CCSS Digs Deeper Into the Audit Journal to Yield Clues
October 5, 2010 Alex Woodie
IBM i shops that use the QMessage Monitor (QMM) tool from CCSS recently gained access to several new capabilities that will improve the way they monitor important processes, including high availability, BRMS-based backups, and security events. The new features stem from the product’s better understanding of events tracked in the IBM i audit journal.
Quicker resolution of a problem with IBM i high availability replication is one of the goals of a new feature CCSS built into QMM. The company says the product now has the capability to access more data from the audit journal than it previously could, and that this data can be crucial for a speedy resolution of the problem. What’s more, the company says that QMM can now access the important data about changed objects, even if some of it is stored in the IFS, which would ordinarily limit QMM’s insight into what happened.
Another new feature has to do with the detection of erroneous user passwords. When an incorrect password is entered, the audit journal will (sometimes) be able to log the IP address of the computer where the password was typed, CCSS says. Thanks to QMM’s deeper integration of the audit journal, the QMM product can now display the IP address (if it’s available), which will help the administrators determine if the incorrect password was a legitimate user error, or evidence of an outside attack against the system.

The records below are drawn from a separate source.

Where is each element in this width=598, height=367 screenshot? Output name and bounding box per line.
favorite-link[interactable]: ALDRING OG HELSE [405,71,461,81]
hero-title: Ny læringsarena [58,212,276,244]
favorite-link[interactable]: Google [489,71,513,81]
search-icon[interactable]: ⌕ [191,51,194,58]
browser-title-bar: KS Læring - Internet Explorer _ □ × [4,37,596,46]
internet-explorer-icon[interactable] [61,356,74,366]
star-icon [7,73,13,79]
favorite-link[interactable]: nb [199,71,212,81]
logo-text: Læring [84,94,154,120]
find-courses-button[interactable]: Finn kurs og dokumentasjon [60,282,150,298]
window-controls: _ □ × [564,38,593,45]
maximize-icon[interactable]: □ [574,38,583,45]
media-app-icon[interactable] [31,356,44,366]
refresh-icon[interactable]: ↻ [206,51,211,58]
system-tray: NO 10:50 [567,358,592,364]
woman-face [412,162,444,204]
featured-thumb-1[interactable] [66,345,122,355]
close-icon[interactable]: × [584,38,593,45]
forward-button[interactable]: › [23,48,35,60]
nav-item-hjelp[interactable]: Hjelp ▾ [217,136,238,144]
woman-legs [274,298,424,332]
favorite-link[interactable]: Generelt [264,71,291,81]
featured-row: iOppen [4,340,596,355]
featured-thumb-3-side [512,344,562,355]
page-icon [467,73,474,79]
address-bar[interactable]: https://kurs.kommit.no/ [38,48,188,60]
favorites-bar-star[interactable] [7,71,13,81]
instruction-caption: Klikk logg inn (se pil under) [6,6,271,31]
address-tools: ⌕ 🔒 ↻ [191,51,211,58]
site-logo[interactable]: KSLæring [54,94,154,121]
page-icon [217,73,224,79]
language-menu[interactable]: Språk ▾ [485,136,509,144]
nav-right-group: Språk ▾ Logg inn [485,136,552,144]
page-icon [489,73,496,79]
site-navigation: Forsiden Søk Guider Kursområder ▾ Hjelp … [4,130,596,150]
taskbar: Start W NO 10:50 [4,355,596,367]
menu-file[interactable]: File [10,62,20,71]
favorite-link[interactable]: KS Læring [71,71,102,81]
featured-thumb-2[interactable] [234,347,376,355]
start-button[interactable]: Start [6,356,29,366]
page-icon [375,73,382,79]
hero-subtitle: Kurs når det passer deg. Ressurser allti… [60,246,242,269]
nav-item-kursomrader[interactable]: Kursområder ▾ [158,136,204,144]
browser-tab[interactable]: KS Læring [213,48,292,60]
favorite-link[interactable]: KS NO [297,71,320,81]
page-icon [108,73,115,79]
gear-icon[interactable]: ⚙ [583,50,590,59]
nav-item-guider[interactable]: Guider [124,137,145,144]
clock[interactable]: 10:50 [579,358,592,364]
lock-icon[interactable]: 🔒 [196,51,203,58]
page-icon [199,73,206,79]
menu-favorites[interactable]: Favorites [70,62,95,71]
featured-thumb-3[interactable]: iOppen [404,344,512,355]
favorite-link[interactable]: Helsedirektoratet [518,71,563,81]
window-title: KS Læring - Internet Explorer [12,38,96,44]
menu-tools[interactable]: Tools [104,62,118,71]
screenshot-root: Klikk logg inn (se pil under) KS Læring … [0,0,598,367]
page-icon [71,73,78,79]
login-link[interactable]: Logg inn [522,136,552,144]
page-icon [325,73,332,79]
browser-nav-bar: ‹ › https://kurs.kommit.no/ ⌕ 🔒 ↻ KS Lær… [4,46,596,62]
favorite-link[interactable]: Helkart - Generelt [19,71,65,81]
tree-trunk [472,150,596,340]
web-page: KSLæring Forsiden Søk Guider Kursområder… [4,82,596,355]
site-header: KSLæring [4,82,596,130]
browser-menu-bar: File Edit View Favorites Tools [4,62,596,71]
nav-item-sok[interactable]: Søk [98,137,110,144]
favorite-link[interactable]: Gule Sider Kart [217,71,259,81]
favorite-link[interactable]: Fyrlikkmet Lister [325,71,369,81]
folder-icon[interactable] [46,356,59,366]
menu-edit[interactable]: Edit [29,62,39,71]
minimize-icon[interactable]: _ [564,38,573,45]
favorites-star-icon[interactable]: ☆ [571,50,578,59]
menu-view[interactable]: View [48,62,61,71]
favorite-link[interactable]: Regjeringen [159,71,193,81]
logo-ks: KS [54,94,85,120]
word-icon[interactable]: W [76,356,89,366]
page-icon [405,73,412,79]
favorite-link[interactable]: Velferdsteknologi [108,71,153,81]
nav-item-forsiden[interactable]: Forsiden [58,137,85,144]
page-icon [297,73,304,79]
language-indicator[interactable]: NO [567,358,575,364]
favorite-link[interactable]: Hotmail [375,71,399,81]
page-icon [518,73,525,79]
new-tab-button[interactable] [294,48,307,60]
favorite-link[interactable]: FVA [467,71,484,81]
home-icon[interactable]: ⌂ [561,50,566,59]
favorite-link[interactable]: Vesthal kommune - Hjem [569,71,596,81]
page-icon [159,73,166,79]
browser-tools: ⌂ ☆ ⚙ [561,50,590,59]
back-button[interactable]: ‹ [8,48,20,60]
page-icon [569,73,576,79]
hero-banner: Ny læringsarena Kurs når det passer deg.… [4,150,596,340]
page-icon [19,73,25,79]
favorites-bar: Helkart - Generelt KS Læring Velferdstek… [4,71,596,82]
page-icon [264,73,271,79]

CCSS product manager Paul Ratchford says these two enhancements “bring a new level of immediate information” to users. In many cases, “a multi-step process of investigation or elimination can be dispensed with. All the information they need is at hand.”
Two other new features were also unveiled by the U.K.-based IBM i systems management specialist. A new interface for BRMS will make information from IBM i’s built-in backup and recovery utility readily available to QMM, including message escalation procedures. QMM will also be able to view any relevant information from BRMS, including message queues, IDs, dates, and jobs. Previously, CCSS supported BRMS with QSystem Monitor, its flagship systems management offering.
Lastly, QMM gains more flexibility in the configuration of automatically generated e-mails. Prior to this release, users could only configure the header portion of an e-mail automatically generated by QMM in response to an event. Now, the body of the e-mails can also be used to communicate information.